I’m in a reading group on Plato’s Republic, and all three differences between self-help and philosophy are already evident in the very first pages. Cephalus is presented as an old man who is happy. He has taken advice from Pindar and Simonides, whom he treats as self-help gurus. He has learned from them that he’s better off now that his appetites for sex and other desires have diminished. He derives serenity from reflecting on his own virtue.

Socrates is a threat to Cephalus’ happiness (and I am open to the possibility that Plato sees him as a menace). Socrates will not take Cephalus’ subjective beliefs for granted; he challenges the definition of justice that Cephalus has found in Simonides. He thereby demonstrates that Cephalus has drawn serenity from an unfounded belief in his own rightness.

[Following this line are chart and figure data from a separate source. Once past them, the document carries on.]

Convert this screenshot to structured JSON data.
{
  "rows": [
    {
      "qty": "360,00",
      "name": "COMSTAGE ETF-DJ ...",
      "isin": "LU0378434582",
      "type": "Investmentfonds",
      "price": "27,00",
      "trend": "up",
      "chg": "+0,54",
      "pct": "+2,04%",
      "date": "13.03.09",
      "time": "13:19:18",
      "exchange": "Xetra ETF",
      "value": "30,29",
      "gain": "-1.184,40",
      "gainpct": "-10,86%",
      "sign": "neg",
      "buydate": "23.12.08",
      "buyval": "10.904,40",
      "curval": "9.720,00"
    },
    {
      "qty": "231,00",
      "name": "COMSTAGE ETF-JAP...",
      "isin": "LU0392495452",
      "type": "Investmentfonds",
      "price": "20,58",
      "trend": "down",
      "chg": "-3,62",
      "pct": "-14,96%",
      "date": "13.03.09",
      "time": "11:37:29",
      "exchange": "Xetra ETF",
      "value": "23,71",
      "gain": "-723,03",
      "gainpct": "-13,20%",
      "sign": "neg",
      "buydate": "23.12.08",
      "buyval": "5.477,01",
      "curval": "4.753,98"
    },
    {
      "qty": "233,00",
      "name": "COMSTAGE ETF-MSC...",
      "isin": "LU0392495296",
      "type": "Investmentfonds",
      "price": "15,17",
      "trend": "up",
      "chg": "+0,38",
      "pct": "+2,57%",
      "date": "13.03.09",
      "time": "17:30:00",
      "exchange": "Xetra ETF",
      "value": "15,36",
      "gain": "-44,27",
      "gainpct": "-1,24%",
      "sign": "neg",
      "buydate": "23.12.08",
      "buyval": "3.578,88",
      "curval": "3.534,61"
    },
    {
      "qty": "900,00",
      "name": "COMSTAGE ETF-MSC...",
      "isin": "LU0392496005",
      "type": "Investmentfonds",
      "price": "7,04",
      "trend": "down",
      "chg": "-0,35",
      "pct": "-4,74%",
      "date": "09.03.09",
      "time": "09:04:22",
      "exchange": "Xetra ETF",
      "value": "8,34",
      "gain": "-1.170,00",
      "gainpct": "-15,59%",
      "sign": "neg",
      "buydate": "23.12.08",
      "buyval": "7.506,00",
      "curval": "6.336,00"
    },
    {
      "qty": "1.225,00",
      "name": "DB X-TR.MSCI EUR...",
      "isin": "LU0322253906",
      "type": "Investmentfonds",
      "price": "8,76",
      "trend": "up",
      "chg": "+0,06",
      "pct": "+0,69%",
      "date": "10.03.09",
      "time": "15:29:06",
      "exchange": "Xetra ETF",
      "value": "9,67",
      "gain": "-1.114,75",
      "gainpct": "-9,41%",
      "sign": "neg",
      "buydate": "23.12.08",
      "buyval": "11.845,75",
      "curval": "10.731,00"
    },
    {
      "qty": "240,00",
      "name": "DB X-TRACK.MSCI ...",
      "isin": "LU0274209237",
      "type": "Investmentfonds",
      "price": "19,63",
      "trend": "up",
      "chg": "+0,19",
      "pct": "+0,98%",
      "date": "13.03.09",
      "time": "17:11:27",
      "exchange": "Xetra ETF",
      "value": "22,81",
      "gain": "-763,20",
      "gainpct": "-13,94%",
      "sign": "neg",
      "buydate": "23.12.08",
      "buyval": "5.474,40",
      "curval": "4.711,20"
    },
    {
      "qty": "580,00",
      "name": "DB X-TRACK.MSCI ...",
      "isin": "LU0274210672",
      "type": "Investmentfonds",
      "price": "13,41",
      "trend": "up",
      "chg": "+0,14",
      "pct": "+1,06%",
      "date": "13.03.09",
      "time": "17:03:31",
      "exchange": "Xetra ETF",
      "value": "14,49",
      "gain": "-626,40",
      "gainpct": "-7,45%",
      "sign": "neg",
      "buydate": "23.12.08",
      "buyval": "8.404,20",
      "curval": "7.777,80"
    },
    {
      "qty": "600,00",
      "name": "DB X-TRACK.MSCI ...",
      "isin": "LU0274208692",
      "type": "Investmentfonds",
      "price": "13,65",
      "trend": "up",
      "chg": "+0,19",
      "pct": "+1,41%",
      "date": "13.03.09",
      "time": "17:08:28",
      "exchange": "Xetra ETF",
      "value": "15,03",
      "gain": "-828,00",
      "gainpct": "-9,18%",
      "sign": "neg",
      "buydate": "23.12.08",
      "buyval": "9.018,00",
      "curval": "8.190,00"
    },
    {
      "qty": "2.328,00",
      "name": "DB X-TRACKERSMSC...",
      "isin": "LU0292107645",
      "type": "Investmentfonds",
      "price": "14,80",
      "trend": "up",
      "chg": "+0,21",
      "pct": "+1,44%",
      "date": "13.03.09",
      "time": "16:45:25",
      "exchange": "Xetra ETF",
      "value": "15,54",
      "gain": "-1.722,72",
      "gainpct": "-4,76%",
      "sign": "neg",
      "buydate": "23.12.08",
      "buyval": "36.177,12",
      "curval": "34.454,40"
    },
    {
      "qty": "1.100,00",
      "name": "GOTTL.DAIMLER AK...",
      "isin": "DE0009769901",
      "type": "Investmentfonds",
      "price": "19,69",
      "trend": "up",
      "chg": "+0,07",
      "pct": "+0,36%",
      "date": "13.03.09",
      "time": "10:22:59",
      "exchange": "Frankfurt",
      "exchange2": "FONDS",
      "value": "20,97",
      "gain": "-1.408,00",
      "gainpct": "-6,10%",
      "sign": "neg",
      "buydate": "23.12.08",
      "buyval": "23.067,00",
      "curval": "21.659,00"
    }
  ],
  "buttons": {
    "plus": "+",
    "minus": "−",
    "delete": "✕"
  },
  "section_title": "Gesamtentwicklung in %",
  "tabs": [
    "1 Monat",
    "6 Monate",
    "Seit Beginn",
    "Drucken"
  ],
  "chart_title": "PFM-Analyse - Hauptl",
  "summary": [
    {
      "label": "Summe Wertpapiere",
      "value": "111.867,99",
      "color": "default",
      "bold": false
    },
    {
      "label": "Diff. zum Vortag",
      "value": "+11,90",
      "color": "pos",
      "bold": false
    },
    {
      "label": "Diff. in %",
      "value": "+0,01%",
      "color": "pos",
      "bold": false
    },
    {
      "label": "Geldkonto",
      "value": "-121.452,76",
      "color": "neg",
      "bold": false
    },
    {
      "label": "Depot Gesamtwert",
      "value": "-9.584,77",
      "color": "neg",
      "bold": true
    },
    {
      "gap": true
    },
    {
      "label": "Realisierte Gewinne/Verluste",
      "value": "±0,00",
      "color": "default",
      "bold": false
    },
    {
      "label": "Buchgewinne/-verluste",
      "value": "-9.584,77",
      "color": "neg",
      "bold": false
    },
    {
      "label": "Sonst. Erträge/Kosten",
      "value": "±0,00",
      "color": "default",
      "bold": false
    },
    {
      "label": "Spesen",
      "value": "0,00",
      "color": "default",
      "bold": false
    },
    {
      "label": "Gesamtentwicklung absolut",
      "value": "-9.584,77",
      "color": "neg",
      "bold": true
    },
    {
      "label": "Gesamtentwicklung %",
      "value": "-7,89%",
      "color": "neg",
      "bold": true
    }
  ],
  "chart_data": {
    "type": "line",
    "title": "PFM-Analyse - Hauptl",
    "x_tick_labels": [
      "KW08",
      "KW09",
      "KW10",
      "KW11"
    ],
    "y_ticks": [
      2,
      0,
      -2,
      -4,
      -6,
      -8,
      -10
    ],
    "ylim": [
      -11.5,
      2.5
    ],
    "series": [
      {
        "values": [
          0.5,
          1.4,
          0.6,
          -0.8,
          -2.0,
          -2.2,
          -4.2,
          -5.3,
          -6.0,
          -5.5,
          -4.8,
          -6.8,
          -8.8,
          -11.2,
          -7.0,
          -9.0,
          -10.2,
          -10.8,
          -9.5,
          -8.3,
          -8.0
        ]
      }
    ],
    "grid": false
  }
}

Further, we know that Cephalus’ sons Polemarchus and Lysias (who are present in the dialogue) will later be selected to be two of the first ten victims of the Thirty Tyrants– Lysias narrowly escaping; Polemarchus suffering death. They will be singled out because, like Cephalus, they are wealthy resident aliens, not citizens. So we can see that Cephalus’ happiness is contingent on the accident that the city has chosen to treat him well. He should be thinking about how to secure justice for the community.

On the other hand, one might think that Cephalus is lucky not to get a full dose of Socrates. He leaves just before Socrates begins to critically analyze his beliefs, heading off to watch a civic/religious festival instead. I can read the portrait of Cephalus as elegiac: he fortunately lived a happy life to its conclusion before his happiness could be wrecked by either philosophy or politics.